天願監督はさきの講座において、TMSと提携した理由をこう述べています。
「提携校のなかでTMSだけが大学ではありません。最初はどうしようかと思っていたのですが、学校を見に行ったんですね。そして感動しました。こんなところで勉強しているんだと。この人たちは信用できると感じました。効率ばかりを考えているとは、とても思えない。本当に台北は素晴らしい実験をしていると思います」
天願監督をして「信用できる」と言わしめたTMSのキャンパスを、「映画教育の見聞録」として紹介いたします。
街全体がキャンパスに
驚くべきことに、山間の古い街並み全体が、TMSのキャンパスとして使われています。
教室は路地の家々に割り当てられ、授業ごとに街を移動。
もちろん一般の人々も住んでいて、畑や寺院、寄合所などがあるのですが、生徒たちは高校生活を通して自然と交友関係を築いていきます。
学校の内外を隔てるように形成されてしまった日本の教育空間とは、目指す方向が180度異なっていますね。
家の壁を「ホームシアター」にしてしまうなど、なかなか洒落がきいています。
画になる建築とロケーション
日本ではもう撮るべきものがないと、よく耳にします。
経済成長の過程で古いものをことごとく破壊し、都会も田舎も地方郊外も、似たような風景となってしまいました。

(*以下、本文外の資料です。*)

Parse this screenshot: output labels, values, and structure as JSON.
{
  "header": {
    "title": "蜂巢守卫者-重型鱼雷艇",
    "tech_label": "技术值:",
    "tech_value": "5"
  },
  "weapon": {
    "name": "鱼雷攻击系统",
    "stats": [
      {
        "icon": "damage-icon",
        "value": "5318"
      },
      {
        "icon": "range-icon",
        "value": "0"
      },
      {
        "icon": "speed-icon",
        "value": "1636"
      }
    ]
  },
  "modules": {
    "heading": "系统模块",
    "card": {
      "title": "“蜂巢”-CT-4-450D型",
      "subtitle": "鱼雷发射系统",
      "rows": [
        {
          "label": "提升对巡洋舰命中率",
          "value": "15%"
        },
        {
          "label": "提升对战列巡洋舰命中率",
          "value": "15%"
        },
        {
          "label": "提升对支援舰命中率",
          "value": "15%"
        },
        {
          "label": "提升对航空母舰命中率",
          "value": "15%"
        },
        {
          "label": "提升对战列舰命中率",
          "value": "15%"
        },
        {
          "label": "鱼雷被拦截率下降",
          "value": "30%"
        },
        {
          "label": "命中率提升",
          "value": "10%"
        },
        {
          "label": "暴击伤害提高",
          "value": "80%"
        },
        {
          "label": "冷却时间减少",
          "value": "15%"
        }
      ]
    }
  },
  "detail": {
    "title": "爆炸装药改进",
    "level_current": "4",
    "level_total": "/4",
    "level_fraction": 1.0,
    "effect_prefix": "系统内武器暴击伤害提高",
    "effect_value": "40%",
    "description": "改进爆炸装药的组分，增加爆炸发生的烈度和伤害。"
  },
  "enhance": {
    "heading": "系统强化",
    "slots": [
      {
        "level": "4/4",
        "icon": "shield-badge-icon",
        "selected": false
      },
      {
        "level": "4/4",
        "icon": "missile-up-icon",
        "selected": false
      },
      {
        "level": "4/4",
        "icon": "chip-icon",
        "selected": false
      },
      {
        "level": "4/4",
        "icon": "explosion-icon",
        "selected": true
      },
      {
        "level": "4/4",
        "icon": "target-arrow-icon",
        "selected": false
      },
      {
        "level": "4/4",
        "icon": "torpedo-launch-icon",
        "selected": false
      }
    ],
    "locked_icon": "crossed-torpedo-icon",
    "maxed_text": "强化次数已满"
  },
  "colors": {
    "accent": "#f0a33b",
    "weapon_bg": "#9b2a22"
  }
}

もちろん、その土地ならではの差異はあるものの、TMSに残されている古い建造物などみると、日本が全体として失ってしまったものに思いを馳せざるをえません。
生徒たちは歴史と自然に囲まれて感性を養い、それらにカメラをむけて自由に撮影しています。
台北市には『牯嶺街少年殺人事件』の学校も
これはキャンパス内にかぎった話ではなく、台北市には日本統治時代の建築が数多く残されています。
映画の関連でいうと、2017年に4Kリバイバル上映で話題となった『牯嶺街(クーリンチェ)少年殺人事件』(エドワード・ヤン監督 1991)のロケ地の学校が保存されていました。
「台北市立建國高級中學」といい、台湾最古の公立高校です。
この外観は予告編でも確認できますね。
いまや国際的な大スターとなった張震(チャン・チェン)が、この校舎内を歩いていました。
古い建築が現存するということは、映画史にも直接触れられるということであり、TMSの生徒をはじめとした若者に最高の教育環境を与えています。
たしかにこれは「効率的」ではありませんが、そうして生まれた「創造」は、めぐりめぐって社会の活力に還元され、「未来」に結びついていくのだろうと思います。
まとめ【教育とは“楽観”であること】
わたし自身、上記旅程をともにするなかで、天願監督の「教育は楽観である」という言葉が深く心に刻まれました。
これは決して「楽観的」ということではなく、「明日を信じる」姿勢を意味します。
教育は「なにかを教える」わけですから、暗黙のうちに「明日」を内包しています。
つまり教育をすること自体、明日を信じている証であり、どんな社会状況でも後退しない“楽観主義”に根づいているわけです。
またそれは「誠実」であることの必要性を訴えています。教育は、ニヒリズムではやっていけません。
映画にも、映画教育にも、「未来」を求める力がある。
この現代から「明日」をなくさないためにも、今後も本コラムで「映画の物語」を紹介してゆきたいと思います。